My relationship with this film caused me to look at what kinds of warnings - or in some cases reinforcements - I was getting out of other films in which disturbed or neurotic women figured greatly. Over the past ten years I started keeping a log of these films, accompanied by rambling, incoherent notes and occasionally wet pages. I have drawers full of these scribblings; they're spilling out of manila envelopes in my closet, and they're all pieces of a puzzle that I have to figure out how to put together. But my starting point was a question, and that question presented itself easily: I wanted to know why I was crazy - and what happens when you feed crazy with more crazy.
As with most female horror fans, people love to ask me what it is I get out of horror. I give them the stock answers: catharsis, empowerment, escapism and so on. Less easy to explain is the fact that I gravitate toward films that devastate and unravel me completely - a good horror film will more often make me cry than make me shudder.

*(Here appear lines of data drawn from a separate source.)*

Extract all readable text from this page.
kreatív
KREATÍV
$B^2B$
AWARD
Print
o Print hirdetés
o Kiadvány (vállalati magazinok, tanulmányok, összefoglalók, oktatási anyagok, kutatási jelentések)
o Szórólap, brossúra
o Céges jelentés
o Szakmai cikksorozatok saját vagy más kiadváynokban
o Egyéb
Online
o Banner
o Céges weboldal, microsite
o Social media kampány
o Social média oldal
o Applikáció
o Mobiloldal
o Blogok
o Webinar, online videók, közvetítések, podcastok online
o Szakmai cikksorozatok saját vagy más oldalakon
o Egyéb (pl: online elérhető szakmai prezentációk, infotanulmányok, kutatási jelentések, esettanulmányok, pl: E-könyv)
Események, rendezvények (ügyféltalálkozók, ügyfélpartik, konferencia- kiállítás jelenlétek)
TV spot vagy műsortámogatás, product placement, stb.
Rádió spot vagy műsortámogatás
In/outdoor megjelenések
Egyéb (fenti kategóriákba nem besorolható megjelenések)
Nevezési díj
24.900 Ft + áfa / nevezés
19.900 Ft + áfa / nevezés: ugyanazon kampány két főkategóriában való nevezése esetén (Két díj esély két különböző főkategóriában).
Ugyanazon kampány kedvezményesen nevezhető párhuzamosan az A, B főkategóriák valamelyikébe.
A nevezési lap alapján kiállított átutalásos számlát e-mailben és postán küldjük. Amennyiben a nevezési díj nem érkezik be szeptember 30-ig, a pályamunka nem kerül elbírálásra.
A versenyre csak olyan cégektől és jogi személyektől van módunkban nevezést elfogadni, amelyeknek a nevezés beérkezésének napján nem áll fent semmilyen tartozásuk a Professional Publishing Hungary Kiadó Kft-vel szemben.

I remember someone describing their first time seeing Paulus Manker's The Moor's Head as so devastating they had to lie on the sidewalk when they exited the theatre. Now, that's what I look for in a film.
Cinema is full of neurotic personalities, but I decided to focus on women because this is what I know. And again, I decided to focus on horror and exploitation films because this is what I know. Everything in my early existence - the Creature Feature double bills of old Hammer and AIP films, the Alice Cooper records and stage shows, Scooby-Doo, The Devil and Daniel Mouse and The Hardy Boys Mysteries - shaped me for this particular future. I was chauffeured into this dark terrain by my parents, but I stayed there because of something in myself. And that 'something' was decidedly female.
Unlike her comparatively-lauded male counterpart - 'the eccentric' - the female neurotic lives a shamed existence. But the shame itself is a trap - one that is fiercely protected by men and women alike.